The key argument against AV is that – far from increasing choice – AV acts to eliminate differences between parties and, therefore, reduces choice. Parties are forced to compete for second preference votes and this, inevitably, blunts radicalism and forces parties to compete for the centre ground. The coalition has forced the shift of the political playground to the right and, as a result, Labour will have to further reconfigure their policies in line with market forces in order to win second preference votes from Tories and Lib Dems. For this reason – and to ensure Labour doesn't slip further to the right – the Alternative Vote should be opposed by socialists and progressives and we should champion a genuinely proportional system.

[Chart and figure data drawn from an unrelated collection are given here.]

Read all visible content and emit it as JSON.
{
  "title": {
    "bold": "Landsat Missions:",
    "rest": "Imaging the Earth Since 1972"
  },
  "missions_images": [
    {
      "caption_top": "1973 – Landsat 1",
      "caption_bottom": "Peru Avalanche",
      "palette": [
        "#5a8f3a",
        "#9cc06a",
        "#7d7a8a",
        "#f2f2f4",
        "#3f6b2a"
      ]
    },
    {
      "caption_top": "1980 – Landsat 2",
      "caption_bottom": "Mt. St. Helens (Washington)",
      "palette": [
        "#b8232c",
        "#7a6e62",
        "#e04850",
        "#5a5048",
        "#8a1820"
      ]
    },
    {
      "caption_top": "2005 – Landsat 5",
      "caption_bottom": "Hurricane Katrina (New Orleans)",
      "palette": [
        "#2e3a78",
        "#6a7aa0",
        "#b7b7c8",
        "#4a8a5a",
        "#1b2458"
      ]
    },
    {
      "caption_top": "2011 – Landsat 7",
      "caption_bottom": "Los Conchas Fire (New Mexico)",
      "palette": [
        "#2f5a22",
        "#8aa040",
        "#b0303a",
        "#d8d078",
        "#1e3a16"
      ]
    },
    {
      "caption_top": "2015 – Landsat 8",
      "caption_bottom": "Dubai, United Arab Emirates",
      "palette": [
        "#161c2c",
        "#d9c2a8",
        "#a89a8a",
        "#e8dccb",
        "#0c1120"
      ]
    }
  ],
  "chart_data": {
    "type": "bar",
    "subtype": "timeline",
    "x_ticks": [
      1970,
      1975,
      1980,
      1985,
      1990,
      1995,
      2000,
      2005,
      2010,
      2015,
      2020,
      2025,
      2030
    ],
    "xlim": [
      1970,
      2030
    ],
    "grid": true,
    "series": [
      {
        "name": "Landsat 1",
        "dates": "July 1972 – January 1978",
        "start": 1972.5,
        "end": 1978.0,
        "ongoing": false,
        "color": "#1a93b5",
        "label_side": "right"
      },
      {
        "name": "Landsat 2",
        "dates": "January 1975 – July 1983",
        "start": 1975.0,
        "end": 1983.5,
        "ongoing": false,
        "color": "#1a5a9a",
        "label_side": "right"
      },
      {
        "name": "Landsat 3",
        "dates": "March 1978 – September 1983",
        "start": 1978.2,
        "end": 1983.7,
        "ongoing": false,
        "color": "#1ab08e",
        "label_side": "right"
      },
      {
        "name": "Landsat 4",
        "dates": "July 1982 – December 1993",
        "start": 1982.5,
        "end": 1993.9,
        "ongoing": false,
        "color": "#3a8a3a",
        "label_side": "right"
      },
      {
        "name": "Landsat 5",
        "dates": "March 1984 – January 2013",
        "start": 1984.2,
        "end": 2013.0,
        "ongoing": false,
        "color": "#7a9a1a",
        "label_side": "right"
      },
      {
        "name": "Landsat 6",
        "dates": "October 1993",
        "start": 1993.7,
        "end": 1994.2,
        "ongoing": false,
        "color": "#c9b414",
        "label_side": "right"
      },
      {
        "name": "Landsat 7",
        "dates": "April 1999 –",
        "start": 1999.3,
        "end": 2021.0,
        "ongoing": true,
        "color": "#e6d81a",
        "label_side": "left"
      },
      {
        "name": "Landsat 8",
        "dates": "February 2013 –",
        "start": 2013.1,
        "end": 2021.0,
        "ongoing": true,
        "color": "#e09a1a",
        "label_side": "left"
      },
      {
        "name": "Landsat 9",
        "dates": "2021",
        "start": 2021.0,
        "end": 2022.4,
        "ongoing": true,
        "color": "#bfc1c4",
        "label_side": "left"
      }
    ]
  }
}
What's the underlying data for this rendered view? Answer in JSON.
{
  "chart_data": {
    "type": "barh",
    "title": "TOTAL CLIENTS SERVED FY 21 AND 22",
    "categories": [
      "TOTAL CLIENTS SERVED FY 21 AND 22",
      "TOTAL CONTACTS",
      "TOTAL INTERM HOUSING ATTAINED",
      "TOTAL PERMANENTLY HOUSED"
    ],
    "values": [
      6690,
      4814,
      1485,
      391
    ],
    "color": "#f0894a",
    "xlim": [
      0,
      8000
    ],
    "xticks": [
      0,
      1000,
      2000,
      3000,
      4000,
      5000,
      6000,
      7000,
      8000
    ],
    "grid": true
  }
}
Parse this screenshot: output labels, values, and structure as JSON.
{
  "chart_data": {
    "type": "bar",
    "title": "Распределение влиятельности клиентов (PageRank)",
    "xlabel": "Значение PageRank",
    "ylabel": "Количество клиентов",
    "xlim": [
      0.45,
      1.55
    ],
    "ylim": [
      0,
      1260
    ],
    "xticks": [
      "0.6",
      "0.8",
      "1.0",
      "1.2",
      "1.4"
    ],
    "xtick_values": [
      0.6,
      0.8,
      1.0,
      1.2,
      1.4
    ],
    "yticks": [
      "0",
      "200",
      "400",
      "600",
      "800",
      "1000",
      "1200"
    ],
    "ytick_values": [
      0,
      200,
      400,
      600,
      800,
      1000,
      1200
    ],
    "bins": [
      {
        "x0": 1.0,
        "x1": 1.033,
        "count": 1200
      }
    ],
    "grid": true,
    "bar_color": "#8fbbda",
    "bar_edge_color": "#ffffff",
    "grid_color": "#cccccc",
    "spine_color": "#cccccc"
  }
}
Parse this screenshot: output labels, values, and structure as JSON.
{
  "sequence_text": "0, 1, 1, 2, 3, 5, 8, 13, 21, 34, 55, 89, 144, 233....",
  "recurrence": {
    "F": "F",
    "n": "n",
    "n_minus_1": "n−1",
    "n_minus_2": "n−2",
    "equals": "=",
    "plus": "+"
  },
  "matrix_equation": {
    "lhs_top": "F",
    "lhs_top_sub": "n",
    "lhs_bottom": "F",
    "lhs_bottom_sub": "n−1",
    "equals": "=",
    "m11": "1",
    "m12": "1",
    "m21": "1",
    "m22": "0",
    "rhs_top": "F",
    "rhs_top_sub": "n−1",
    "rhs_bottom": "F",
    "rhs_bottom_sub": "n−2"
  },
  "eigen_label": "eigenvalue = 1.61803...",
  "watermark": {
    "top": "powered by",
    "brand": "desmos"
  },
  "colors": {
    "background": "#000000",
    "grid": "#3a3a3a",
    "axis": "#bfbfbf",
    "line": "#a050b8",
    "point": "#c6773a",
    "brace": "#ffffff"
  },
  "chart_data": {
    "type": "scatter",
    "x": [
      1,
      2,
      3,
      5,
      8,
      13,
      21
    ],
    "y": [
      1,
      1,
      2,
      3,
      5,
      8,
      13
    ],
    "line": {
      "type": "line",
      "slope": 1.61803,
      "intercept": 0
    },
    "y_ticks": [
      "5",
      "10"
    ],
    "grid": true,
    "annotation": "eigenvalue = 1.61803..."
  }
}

AV is not about increasing representation or democratisation, it is about ensuring the supremacy of liberal individualism and marketisation. We stand at a political crossroads: the expenses scandal – coupled with the Lib Dems' public sacrifice of manifesto commitments – has eroded people's faith in government; the organised labour movement – facing an unprecedented assault on public services – is reawakening from its slumber to lead the fightback. It is hoped that AV will be a political apathy panacea but, in the long term, by encouraging the convergence of party politics, the erosion of public support in government will be even greater.
Prior to the General Election, Nick Clegg described the Alternative Vote as "a miserable little compromise" (NB: he may have been describing himself). It pains me to say it but, with regards to that quote, I agree with Nick.